The text brings finance and accounting concepts together. In a typical program, students get their accounting "here" and their finance "there." Finance professors often do not cover how accrual accounting helps in valuation and settle for cash-flow analysis. Accounting professors teach accrual accounting and financial statement (ratio) analysis, but sometimes don't make the link to investment questions. This book links accounting and finance so that the financial statement analysis is guided by concepts of finance and central issues in finance equity and debt valuation within an accounting framework.
Penman takes a disciplinary approach to the subject. That is, it builds the analysis from "first principles" in a systematic way so students can see where things are coming from. The author believes that in the area of investments, where there are many suspect techniques, the student needs to have the confidence that the analysis is rigorous and sound. An alternative approach is to teach by metaphor through cases without a formal framework. Cases are included as applications of the analysis, but the book is, in the real sense, a textbook.
The text takes an activist approach to investing (and using financial statements for investing.) It does not assume that the market is efficient. It encourages students to think that a stock might be mispriced, so it gives students a motivation to be active about doing analysis. This in no way prejudges the market efficiency issue. It is a pedagogical device and the student might well discover, through analysis, that a particular stock's price is efficient.
This text shows how to move from concepts to practice. It is "product" oriented in that it aims to show how to build a concrete valuation technology based on the financial statements. Most of the analysis can be built into a spreadsheet program.
This text is "state of the art." It reflects recent developments in research and practice, particularly the use of residual-income (economic profit) techniques. Author Stephen Penman is among the top financial accounting academics in the world. He is extremely well known for his research, which is the framework of this textbook.

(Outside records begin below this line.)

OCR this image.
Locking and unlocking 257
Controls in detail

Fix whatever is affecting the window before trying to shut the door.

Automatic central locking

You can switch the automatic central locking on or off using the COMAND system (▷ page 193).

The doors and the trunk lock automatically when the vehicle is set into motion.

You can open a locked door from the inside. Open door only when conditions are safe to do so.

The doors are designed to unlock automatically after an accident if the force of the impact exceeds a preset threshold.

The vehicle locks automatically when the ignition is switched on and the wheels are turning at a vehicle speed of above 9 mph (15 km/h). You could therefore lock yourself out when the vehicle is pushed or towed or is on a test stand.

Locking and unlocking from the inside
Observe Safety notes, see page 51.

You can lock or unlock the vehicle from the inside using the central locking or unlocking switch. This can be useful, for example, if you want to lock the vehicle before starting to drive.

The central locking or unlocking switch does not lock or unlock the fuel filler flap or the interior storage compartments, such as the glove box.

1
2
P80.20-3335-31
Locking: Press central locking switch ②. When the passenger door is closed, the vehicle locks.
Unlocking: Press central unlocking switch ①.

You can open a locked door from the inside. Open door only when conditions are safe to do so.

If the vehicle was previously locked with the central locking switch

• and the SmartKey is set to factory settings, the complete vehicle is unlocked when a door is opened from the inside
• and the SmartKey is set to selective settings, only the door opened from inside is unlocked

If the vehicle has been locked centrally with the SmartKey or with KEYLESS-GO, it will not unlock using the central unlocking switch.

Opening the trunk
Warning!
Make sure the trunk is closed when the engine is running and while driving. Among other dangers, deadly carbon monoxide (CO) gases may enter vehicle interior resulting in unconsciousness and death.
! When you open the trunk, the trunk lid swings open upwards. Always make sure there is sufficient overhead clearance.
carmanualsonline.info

Penman incorporates cases, problems, and exercises from real world companies including Wal-Mart and Hewlett-Packard. The real world emphasis is a major strength of the text.The web site will have links to data sources and the financial press, including Standard & Poors (COMPUSTAT) data and Business Week sites, as well as relevant public sites. It will also include additional material and examples and a number of devices to help instructors deliver the course efficiently.
About the Author:
The George O. May Professor and the Morgan Stanley Research Scholar in the Graduate School of Business, Columbia University. He also serves as co-director of Columbia's Center for Excellence in Accounting and Security Analysis. Prior to his appointment at Columbia in 1999, Stephen Penman was the L.H. Penny Professor in the Walter A. Haas School of Business at the University of California at Berkeley. From 1990-95 he served a Chairman of the Professional Accounting Program and Chairman of the Accounting Faculty at Berkeley. He also initiated and chaired Berkeley's Annual Conference on Financial Reporting. He has served as a Visiting Professor at Columbia University and the London Business School of Economic. Professor Penman received a first-class honors degree in Commerce from the University of Queensland, Australia, and M.B.A. and Ph.D. degrees from the University of Chicago.